PARIS – The K-wave is ready to take the Croisette.

South Korean director Park Chan-Wook will serve as jury president of this year’s Cannes Film Festival, marking the first time a Korean filmmaker has been appointed to the role.

Having won several prizes over the years, the Cannes mainstay will now preside over the jury tasked with awarding the Palme d’Or. He succeeds last year’s president, Juliette Binoche.

“Park Chan-Wook’s inventiveness, visual mastery, and penchant for capturing the multiple impulses of women and men with strange destinies have given contemporary cinema some truly memorable moments,” festival president Iris Knobloch and artistic director Thierry Frémaux said in a joint statement.
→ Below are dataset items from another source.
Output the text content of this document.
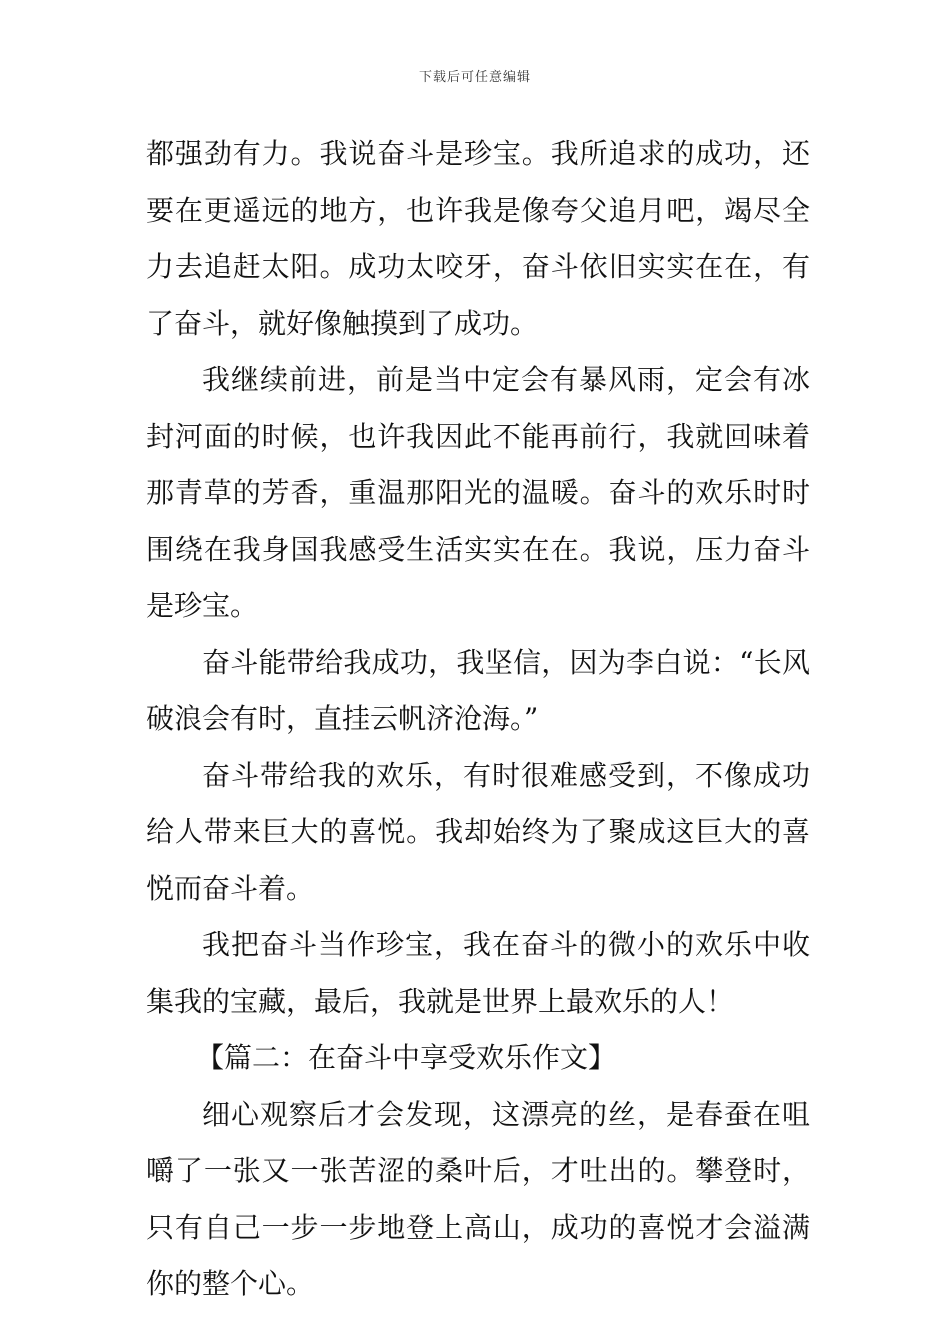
下载后可任意编辑

都强劲有力。我说奋斗是珍宝。我所追求的成功，还要在更遥远的地方，也许我是像夸父追月吧，竭尽全力去追赶太阳。成功太咬牙，奋斗依旧实实在在，有了奋斗，就好像触摸到了成功。

我继续前进，前是当中定会有暴风雨，定会有冰封河面的时候，也许我因此不能再前行，我就回味着那青草的芳香，重温那阳光的温暖。奋斗的欢乐时时围绕在我身国我感受生活实实在在。我说，压力奋斗是珍宝。

奋斗能带给我成功，我坚信，因为李白说：“长风破浪会有时，直挂云帆济沧海。”

奋斗带给我的欢乐，有时很难感受到，不像成功给人带来巨大的喜悦。我却始终为了聚成这巨大的喜悦而奋斗着。

我把奋斗当作珍宝，我在奋斗的微小的欢乐中收集我的宝藏，最后，我就是世界上最欢乐的人！

【篇二：在奋斗中享受欢乐作文】

细心观察后才会发现，这漂亮的丝，是春蚕在咀嚼了一张又一张苦涩的桑叶后，才吐出的。攀登时，只有自己一步一步地登上高山，成功的喜悦才会溢满你的整个心。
They added that his appointment also reflects Cannes’ longstanding relationship with South Korean cinema, describing the country as “deeply engaged with the questioning of our time.”
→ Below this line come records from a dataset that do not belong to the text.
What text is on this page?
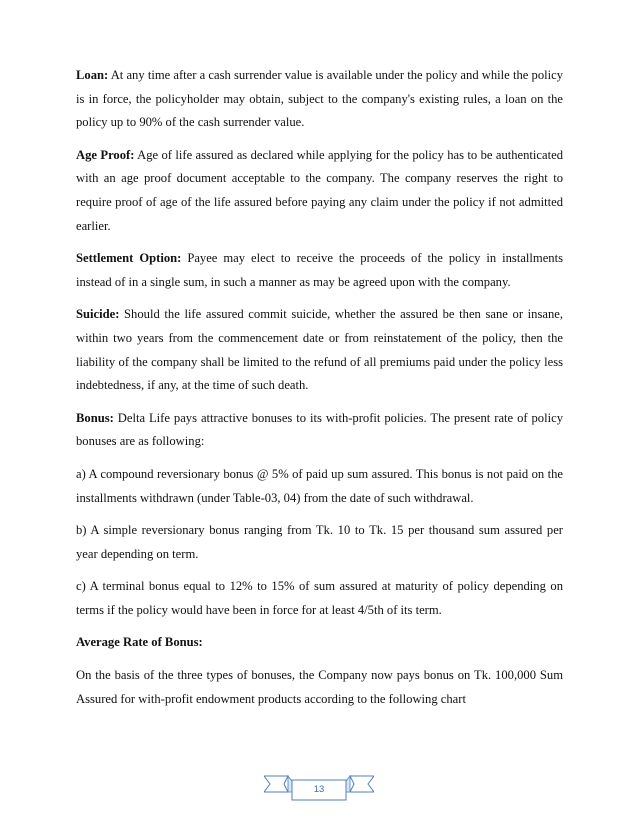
Loan: At any time after a cash surrender value is available under the policy and while the policy is in force, the policyholder may obtain, subject to the company's existing rules, a loan on the policy up to 90% of the cash surrender value.

Age Proof: Age of life assured as declared while applying for the policy has to be authenticated with an age proof document acceptable to the company. The company reserves the right to require proof of age of the life assured before paying any claim under the policy if not admitted earlier.

Settlement Option: Payee may elect to receive the proceeds of the policy in installments instead of in a single sum, in such a manner as may be agreed upon with the company.

Suicide: Should the life assured commit suicide, whether the assured be then sane or insane, within two years from the commencement date or from reinstatement of the policy, then the liability of the company shall be limited to the refund of all premiums paid under the policy less indebtedness, if any, at the time of such death.

Bonus: Delta Life pays attractive bonuses to its with-profit policies. The present rate of policy bonuses are as following:

a) A compound reversionary bonus @ 5% of paid up sum assured. This bonus is not paid on the installments withdrawn (under Table-03, 04) from the date of such withdrawal.

b) A simple reversionary bonus ranging from Tk. 10 to Tk. 15 per thousand sum assured per year depending on term.

c) A terminal bonus equal to 12% to 15% of sum assured at maturity of policy depending on terms if the policy would have been in force for at least 4/5th of its term.

Average Rate of Bonus:

On the basis of the three types of bonuses, the Company now pays bonus on Tk. 100,000 Sum Assured for with-profit endowment products according to the following chart

13
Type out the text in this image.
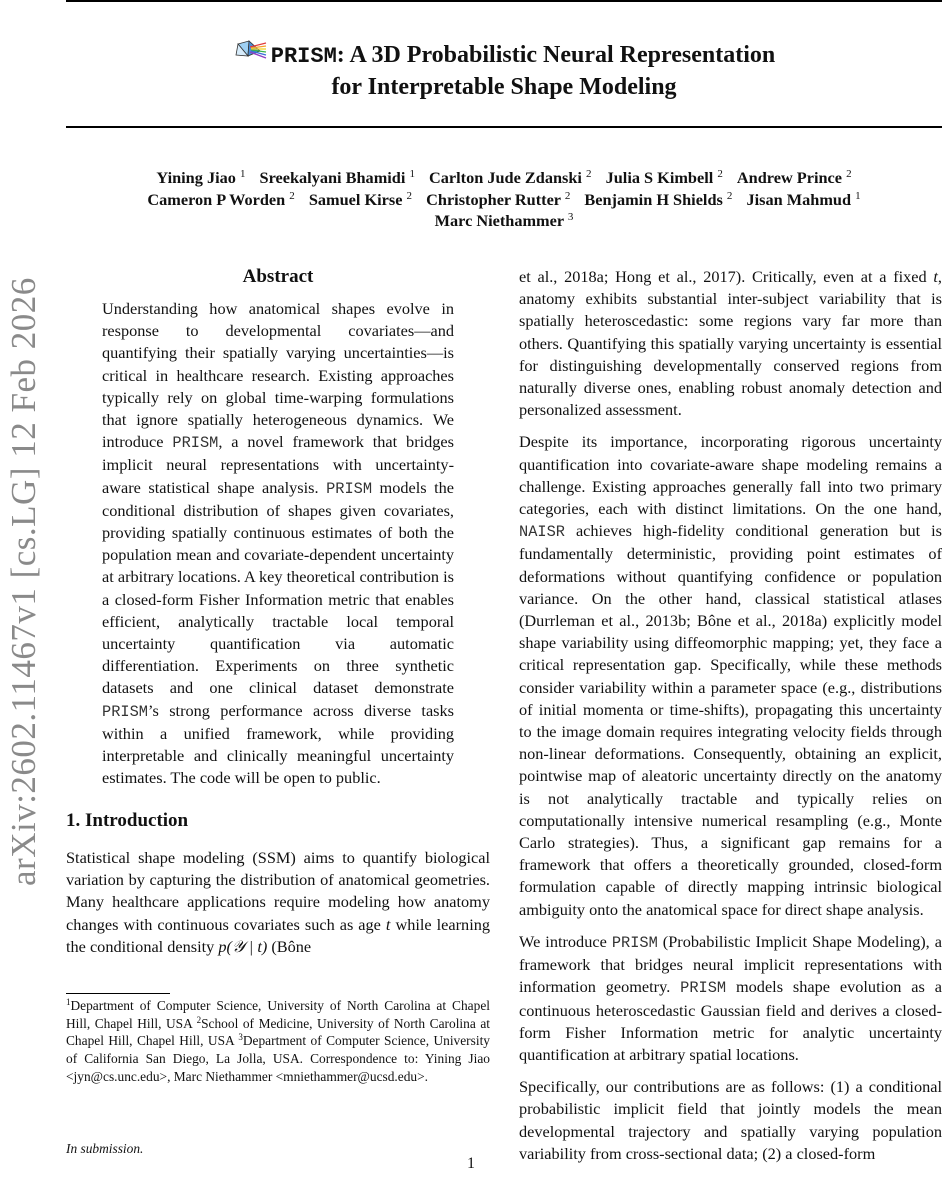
arXiv:2602.11467v1 [cs.LG] 12 Feb 2026
PRISM: A 3D Probabilistic Neural Representation
for Interpretable Shape Modeling
Yining Jiao $^1$ Sreekalyani Bhamidi $^1$ Carlton Jude Zdanski $^2$ Julia S Kimbell $^2$ Andrew Prince $^2$
Cameron P Worden $^2$ Samuel Kirse $^2$ Christopher Rutter $^2$ Benjamin H Shields $^2$ Jisan Mahmud $^1$
Marc Niethammer $^3$
Abstract
Understanding how anatomical shapes evolve in response to developmental covariates—and quantifying their spatially varying uncertainties—is critical in healthcare research. Existing approaches typically rely on global time-warping formulations that ignore spatially heterogeneous dynamics. We introduce PRISM, a novel framework that bridges implicit neural representations with uncertainty-aware statistical shape analysis. PRISM models the conditional distribution of shapes given covariates, providing spatially continuous estimates of both the population mean and covariate-dependent uncertainty at arbitrary locations. A key theoretical contribution is a closed-form Fisher Information metric that enables efficient, analytically tractable local temporal uncertainty quantification via automatic differentiation. Experiments on three synthetic datasets and one clinical dataset demonstrate PRISM’s strong performance across diverse tasks within a unified framework, while providing interpretable and clinically meaningful uncertainty estimates. The code will be open to public.
1. Introduction
Statistical shape modeling (SSM) aims to quantify biological variation by capturing the distribution of anatomical geometries. Many healthcare applications require modeling how anatomy changes with continuous covariates such as age t while learning the conditional density p(𝒴 | t) (Bône
$^1$Department of Computer Science, University of North Carolina at Chapel Hill, Chapel Hill, USA $^2$School of Medicine, University of North Carolina at Chapel Hill, Chapel Hill, USA $^3$Department of Computer Science, University of California San Diego, La Jolla, USA. Correspondence to: Yining Jiao <jyn@cs.unc.edu>, Marc Niethammer <mniethammer@ucsd.edu>.
In submission.

et al., 2018a; Hong et al., 2017). Critically, even at a fixed t, anatomy exhibits substantial inter-subject variability that is spatially heteroscedastic: some regions vary far more than others. Quantifying this spatially varying uncertainty is essential for distinguishing developmentally conserved regions from naturally diverse ones, enabling robust anomaly detection and personalized assessment.

Despite its importance, incorporating rigorous uncertainty quantification into covariate-aware shape modeling remains a challenge. Existing approaches generally fall into two primary categories, each with distinct limitations. On the one hand, NAISR achieves high-fidelity conditional generation but is fundamentally deterministic, providing point estimates of deformations without quantifying confidence or population variance. On the other hand, classical statistical atlases (Durrleman et al., 2013b; Bône et al., 2018a) explicitly model shape variability using diffeomorphic mapping; yet, they face a critical representation gap. Specifically, while these methods consider variability within a parameter space (e.g., distributions of initial momenta or time-shifts), propagating this uncertainty to the image domain requires integrating velocity fields through non-linear deformations. Consequently, obtaining an explicit, pointwise map of aleatoric uncertainty directly on the anatomy is not analytically tractable and typically relies on computationally intensive numerical resampling (e.g., Monte Carlo strategies). Thus, a significant gap remains for a framework that offers a theoretically grounded, closed-form formulation capable of directly mapping intrinsic biological ambiguity onto the anatomical space for direct shape analysis.

We introduce PRISM (Probabilistic Implicit Shape Modeling), a framework that bridges neural implicit representations with information geometry. PRISM models shape evolution as a continuous heteroscedastic Gaussian field and derives a closed-form Fisher Information metric for analytic uncertainty quantification at arbitrary spatial locations.

Specifically, our contributions are as follows: (1) a conditional probabilistic implicit field that jointly models the mean developmental trajectory and spatially varying population variability from cross-sectional data; (2) a closed-form

1
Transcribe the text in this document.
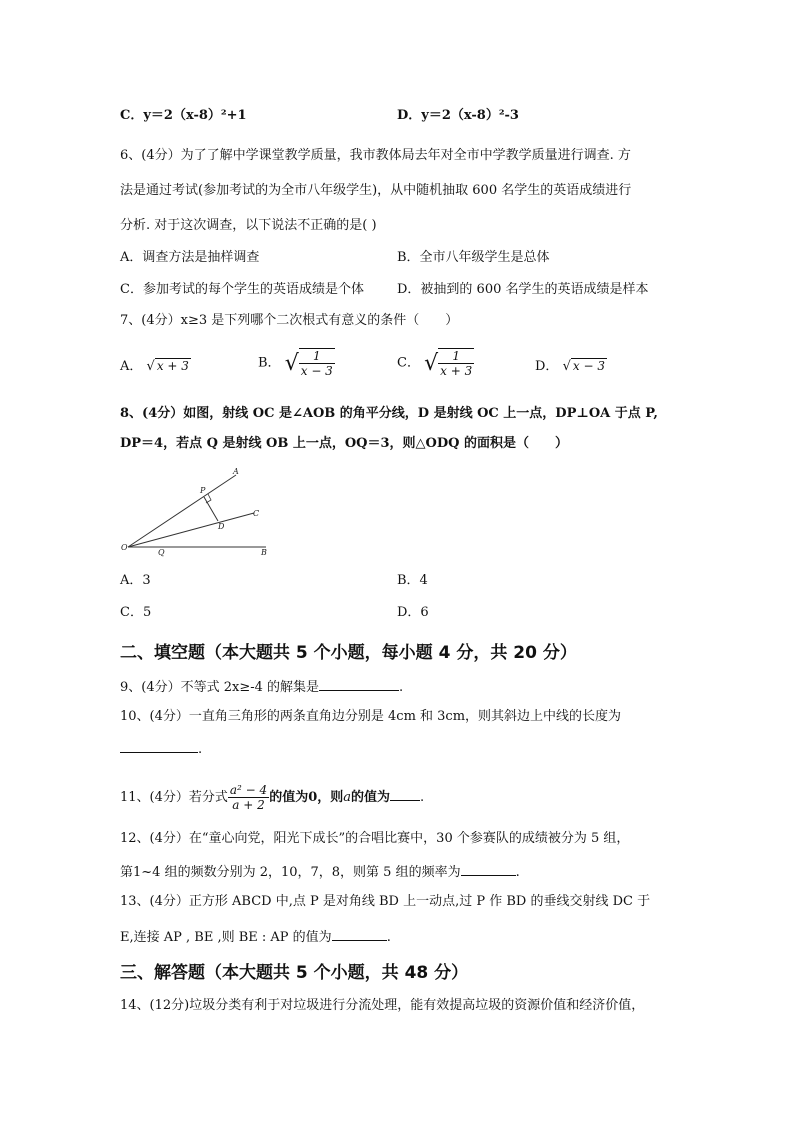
C．y＝2（x-8）²+1	D．y＝2（x-8）²-3
6、(4分）为了了解中学课堂教学质量，我市教体局去年对全市中学教学质量进行调查. 方
法是通过考试(参加考试的为全市八年级学生)，从中随机抽取 600 名学生的英语成绩进行
分析. 对于这次调查，以下说法不正确的是( )
A．调查方法是抽样调查	B．全市八年级学生是总体
C．参加考试的每个学生的英语成绩是个体	D．被抽到的 600 名学生的英语成绩是样本
7、(4分）x≥3 是下列哪个二次根式有意义的条件（　　）
A． √ x + 3	B． √ $\frac{1}{x - 3}$	C． √ $\frac{1}{x + 3}$	D． √ x − 3
8、(4分）如图，射线 OC 是∠AOB 的角平分线，D 是射线 OC 上一点，DP⊥OA 于点 P,
DP＝4，若点 Q 是射线 OB 上一点，OQ＝3，则△ODQ 的面积是（　　）
A
P
C
D
O
Q	B
A．3	B．4
C．5	D．6
二、填空题（本大题共 5 个小题，每小题 4 分，共 20 分）
9、(4分）不等式 2x≥-4 的解集是	.
10、(4分）一直角三角形的两条直角边分别是 4cm 和 3cm，则其斜边上中线的长度为
.
11、(4分）若分式 $\frac{\text{a² − 4}}{a + 2}$ 的值为0，则a的值为 .
12、(4分）在“童心向党，阳光下成长”的合唱比赛中，30 个参赛队的成绩被分为 5 组，
第1~4 组的频数分别为 2，10，7，8，则第 5 组的频率为	.
13、(4分）正方形 ABCD 中,点 P 是对角线 BD 上一动点,过 P 作 BD 的垂线交射线 DC 于
E,连接 AP , BE ,则 BE : AP 的值为	.
三、解答题（本大题共 5 个小题，共 48 分）
14、(12分)垃圾分类有利于对垃圾进行分流处理，能有效提高垃圾的资源价值和经济价值，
Park, whose 12 films have cemented his reputation as one of contemporary cinema’s most distinctive stylists, first drew international attention with “Joint Security Area” in 2001. His festival breakthrough came with “Oldboy,” which premiered in Cannes in 2004 and won the Grand Prize of the festival.

He has returned to the Croisette regularly since. The vampire drama “Thirst” won the Jury Prize in 2009; “The Handmaiden” took the unofficial Queer Palm in 2016, while he was awarded the best director prize for “Decision to Leave” in 2022.
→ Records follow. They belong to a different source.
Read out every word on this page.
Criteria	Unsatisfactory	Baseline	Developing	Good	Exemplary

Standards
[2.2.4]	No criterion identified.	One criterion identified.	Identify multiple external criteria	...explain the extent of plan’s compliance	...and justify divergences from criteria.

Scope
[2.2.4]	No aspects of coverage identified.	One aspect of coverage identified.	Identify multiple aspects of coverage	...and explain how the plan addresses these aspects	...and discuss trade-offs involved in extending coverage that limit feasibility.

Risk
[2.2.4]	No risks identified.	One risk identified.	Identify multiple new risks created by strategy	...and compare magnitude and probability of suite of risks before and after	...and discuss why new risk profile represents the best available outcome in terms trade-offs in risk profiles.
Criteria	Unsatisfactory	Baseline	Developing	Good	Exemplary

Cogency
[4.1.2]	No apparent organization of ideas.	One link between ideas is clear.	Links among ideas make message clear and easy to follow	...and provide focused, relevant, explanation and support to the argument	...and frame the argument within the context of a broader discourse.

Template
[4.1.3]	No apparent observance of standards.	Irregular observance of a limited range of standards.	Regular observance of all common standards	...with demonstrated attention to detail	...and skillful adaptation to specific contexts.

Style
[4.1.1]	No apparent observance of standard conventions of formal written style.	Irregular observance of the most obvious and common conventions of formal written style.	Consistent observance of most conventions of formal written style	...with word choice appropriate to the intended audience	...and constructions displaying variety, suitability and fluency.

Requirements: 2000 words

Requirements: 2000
His most recent feature, the dark comedy “No Other Choice,” was shortlisted for this year’s Oscars in the international feature category.

Park made his fashion debut in collaboration with Stefano Pilati in 2014, with a short film titled “A Rose Reborn,” that depicted the creative evolution of the house of Ermenegildo Zegna.

The film starred Daniel Wu and Jack Huston who were dressed in looks from the brand.

He was also honored at the Gucci’s Art+Film Gala at the L.A. Museum of Contemporary Art in 2022. In 2024, Gucci also sponsored the photo exhibition “Two Stories: Lighting the Masters Who Shined Korean Culture” in Seoul, which featured Park’s personal notebooks and memorabilia.

Park’s films are known for their sculptural costuming, as well as attention to texture and lush colors. “The Handmaiden” was particularly noted for its deep jewel tones and fanciful fashion set in a Japanese-occupied Korea reimagined through a Victorian lens full of silks, brocades and sculptural corsets.

Festival organizers described Park as a “virtuoso” whose work is “visceral, subversive and baroque” for his audacious storytelling and moral rigor.

In a statement following the announcement, Park reflected on the communal ritual of cinema. “The theater is dark so that we may see the light of cinema,” he said, calling the shared experience of watching films together “a moving and universal expression of solidarity” in an age of division.

The festival’s full lineup will be unveiled in mid-April, and the festival will run from May 12 to 23.